Allergy treatment is based on preventing the immune reaction in the first instance (or reducing it if it occurs). Some of the common approaches are as follows:

  • Avoid allergens: The first step is always to try not to come into contact with the allergen that overactivates the immune system. Unfortunately, sometimes this is very difficult (as in a pollen allergy).
  • Use of medications: Antihistamines are very useful to treat unavoidable allergic conditions. Some of them are cetirizine (Zyrtec, Zyrtec Allergy), desloratadine (Clarinex), and fexofenadine (Allegra, Allegra Allergy).
  • Immunotherapy: Immunotherapy encompasses a series of complex processes that are based on desensitization. In a controlled environment, the patient is increasingly exposed to the allergen to look for a change in their immune system.
  • Adrenaline (epinephrine): In cases of anaphylaxis, the injection of adrenaline can save the life of the patient.

Treatment of intolerance

Treatment of intolerances is much more limited, as the cause isn’t as specific as an overactivation of the immune system. In these cases (especially in food intolerances), the only possible therapy is the guidance of a nutritionist and dietary replacement. Sometimes intolerance to problem compounds develops, but not in other cases.

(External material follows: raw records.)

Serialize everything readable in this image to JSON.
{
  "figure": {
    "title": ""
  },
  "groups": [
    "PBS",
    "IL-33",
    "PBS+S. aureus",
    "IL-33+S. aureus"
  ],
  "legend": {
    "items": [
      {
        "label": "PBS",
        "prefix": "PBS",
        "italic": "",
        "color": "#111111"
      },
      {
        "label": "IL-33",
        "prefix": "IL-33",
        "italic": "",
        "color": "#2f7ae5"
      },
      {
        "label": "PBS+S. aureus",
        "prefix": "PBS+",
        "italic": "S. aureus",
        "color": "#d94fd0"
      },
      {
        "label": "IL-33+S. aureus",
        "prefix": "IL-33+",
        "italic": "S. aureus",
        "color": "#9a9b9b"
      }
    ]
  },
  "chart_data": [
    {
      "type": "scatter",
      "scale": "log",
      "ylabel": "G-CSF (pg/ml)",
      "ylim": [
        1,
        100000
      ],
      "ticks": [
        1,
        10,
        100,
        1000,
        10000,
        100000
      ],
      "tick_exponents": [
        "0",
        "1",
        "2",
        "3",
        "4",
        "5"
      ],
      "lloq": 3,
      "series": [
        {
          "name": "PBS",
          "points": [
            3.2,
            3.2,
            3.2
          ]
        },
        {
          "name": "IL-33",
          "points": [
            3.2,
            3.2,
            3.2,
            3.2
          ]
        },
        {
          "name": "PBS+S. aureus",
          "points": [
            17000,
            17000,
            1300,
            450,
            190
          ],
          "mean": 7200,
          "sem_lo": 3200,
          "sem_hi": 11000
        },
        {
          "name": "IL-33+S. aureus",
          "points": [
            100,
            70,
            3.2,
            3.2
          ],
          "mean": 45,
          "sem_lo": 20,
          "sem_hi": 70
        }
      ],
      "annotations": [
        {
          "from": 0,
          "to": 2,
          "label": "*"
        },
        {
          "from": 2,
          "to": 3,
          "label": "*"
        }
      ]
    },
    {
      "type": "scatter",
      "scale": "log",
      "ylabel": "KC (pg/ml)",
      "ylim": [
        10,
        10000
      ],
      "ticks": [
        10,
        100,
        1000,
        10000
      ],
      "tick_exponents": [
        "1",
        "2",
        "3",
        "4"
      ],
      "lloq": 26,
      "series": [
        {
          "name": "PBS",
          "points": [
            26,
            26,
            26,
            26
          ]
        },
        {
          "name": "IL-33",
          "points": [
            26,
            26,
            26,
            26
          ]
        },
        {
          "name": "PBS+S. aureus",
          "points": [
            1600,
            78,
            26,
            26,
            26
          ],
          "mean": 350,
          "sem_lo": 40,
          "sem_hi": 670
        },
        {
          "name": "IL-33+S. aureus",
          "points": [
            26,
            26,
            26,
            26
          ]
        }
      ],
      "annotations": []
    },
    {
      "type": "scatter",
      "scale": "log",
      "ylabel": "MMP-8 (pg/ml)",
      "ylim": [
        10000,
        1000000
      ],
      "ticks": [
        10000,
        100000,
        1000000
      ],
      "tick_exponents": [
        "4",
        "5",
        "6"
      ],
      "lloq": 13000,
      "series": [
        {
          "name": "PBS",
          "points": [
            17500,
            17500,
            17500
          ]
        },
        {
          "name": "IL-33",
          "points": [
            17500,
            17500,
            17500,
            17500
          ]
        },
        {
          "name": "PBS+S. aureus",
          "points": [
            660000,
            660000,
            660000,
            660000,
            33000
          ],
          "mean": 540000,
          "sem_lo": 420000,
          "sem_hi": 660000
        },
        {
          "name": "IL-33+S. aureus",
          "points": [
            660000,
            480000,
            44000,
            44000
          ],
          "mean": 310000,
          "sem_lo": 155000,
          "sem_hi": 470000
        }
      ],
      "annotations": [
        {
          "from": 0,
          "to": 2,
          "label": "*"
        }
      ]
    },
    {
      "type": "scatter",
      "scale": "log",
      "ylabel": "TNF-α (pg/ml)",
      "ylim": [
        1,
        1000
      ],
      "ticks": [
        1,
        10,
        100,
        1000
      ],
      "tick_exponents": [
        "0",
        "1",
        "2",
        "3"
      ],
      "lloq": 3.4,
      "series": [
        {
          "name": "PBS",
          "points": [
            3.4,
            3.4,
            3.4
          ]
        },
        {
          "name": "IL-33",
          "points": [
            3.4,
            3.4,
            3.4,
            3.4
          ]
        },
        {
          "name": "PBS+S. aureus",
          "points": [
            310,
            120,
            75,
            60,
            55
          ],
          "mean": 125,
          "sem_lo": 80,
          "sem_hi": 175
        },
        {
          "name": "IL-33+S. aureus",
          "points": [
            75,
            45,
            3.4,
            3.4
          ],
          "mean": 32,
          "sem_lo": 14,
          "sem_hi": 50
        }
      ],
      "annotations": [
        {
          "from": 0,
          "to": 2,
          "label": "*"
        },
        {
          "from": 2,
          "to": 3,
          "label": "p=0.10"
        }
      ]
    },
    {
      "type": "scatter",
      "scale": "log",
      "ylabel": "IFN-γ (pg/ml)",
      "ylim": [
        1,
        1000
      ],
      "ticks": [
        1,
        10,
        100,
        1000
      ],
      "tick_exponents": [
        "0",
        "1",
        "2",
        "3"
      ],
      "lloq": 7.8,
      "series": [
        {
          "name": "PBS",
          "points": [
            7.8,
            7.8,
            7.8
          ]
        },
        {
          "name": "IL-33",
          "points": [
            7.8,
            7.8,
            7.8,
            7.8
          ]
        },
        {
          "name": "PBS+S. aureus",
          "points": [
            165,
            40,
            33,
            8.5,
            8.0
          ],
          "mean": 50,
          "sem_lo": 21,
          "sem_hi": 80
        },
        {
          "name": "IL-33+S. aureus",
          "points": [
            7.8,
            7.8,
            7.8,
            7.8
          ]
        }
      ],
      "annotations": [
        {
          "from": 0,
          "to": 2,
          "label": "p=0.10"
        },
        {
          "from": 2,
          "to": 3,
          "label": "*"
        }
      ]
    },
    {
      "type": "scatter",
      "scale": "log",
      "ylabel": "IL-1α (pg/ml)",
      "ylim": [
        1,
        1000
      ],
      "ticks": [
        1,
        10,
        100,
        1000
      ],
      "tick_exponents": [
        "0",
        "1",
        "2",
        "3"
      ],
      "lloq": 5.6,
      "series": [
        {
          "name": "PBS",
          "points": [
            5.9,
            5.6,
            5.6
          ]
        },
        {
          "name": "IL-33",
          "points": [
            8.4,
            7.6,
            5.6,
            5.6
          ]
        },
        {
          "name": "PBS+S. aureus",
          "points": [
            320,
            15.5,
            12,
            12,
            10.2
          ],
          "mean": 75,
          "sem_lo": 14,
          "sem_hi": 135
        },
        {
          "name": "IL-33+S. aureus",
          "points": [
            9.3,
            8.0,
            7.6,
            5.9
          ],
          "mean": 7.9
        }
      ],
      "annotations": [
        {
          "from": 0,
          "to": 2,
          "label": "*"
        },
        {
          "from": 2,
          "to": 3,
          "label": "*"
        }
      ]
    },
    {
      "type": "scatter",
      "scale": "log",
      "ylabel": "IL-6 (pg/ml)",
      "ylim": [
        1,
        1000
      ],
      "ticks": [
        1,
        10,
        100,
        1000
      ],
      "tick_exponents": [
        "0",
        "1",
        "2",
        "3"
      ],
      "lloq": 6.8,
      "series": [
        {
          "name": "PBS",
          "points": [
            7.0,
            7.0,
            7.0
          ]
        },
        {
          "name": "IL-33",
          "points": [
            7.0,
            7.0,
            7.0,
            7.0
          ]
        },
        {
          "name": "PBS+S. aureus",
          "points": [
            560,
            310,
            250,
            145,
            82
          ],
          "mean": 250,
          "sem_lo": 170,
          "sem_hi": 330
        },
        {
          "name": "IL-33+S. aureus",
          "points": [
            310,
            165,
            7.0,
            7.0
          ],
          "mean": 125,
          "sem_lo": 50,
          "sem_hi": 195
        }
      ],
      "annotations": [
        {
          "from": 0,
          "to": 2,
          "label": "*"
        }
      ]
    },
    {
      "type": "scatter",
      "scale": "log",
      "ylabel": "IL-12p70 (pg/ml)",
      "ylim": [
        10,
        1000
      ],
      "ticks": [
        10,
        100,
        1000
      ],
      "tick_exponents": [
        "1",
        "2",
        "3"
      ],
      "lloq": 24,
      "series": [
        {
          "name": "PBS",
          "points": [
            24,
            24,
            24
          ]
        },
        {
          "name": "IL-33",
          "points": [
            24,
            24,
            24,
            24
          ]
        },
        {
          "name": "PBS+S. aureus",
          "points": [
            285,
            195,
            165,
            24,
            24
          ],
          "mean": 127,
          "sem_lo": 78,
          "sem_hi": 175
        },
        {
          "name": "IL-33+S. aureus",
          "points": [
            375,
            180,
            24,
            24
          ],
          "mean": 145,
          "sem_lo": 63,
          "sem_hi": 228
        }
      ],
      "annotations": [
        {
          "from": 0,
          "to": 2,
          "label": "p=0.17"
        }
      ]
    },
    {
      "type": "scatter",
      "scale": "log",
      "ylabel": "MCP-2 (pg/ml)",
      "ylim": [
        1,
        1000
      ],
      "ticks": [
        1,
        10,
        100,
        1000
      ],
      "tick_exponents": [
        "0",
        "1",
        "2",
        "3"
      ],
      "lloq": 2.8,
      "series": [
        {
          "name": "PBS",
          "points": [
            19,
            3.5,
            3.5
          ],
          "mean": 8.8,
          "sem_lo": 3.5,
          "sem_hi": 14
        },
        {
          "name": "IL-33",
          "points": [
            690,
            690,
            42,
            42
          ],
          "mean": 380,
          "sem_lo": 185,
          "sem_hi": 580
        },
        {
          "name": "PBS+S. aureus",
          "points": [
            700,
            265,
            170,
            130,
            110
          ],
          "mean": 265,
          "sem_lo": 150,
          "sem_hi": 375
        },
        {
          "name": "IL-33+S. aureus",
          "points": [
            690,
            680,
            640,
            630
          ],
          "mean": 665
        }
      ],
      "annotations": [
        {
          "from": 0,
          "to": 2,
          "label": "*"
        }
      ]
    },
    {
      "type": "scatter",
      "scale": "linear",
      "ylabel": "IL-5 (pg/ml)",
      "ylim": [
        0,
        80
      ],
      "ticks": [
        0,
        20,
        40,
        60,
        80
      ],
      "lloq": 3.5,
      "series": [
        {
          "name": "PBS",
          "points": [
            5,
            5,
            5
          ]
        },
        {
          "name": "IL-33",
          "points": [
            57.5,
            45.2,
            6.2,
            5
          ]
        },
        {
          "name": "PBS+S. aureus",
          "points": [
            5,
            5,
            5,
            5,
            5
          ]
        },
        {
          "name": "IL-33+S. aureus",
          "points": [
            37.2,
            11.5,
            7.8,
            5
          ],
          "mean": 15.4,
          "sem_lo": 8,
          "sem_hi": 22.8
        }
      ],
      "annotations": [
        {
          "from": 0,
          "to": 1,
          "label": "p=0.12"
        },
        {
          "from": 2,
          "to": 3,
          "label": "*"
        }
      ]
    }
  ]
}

The biggest problem when dealing with intolerances is detecting the causative agent, as it can be any ingredient in the individual’s diet (or any environmental compound, even if it’s not ingested). For this, exclusion diets are prescribed and the patient is monitored until the conflicting agent is found.

Two very different disease groups

As you can see, the differences between allergy and intolerance are multiple and clear. An allergy is an immune process, while intolerance responds to the lack of means to metabolize a substance. Keep in mind that here we’ve taken into account only food intolerances, but there are other less prevalent ones that are also important.

Be that as it may, allergies are generally considered more serious than intolerances due to the possible anaphylaxis that can develop. In any case, the key is to avoid the conflicting agent and put yourself in the hands of a doctor as soon as the first symptoms are detected.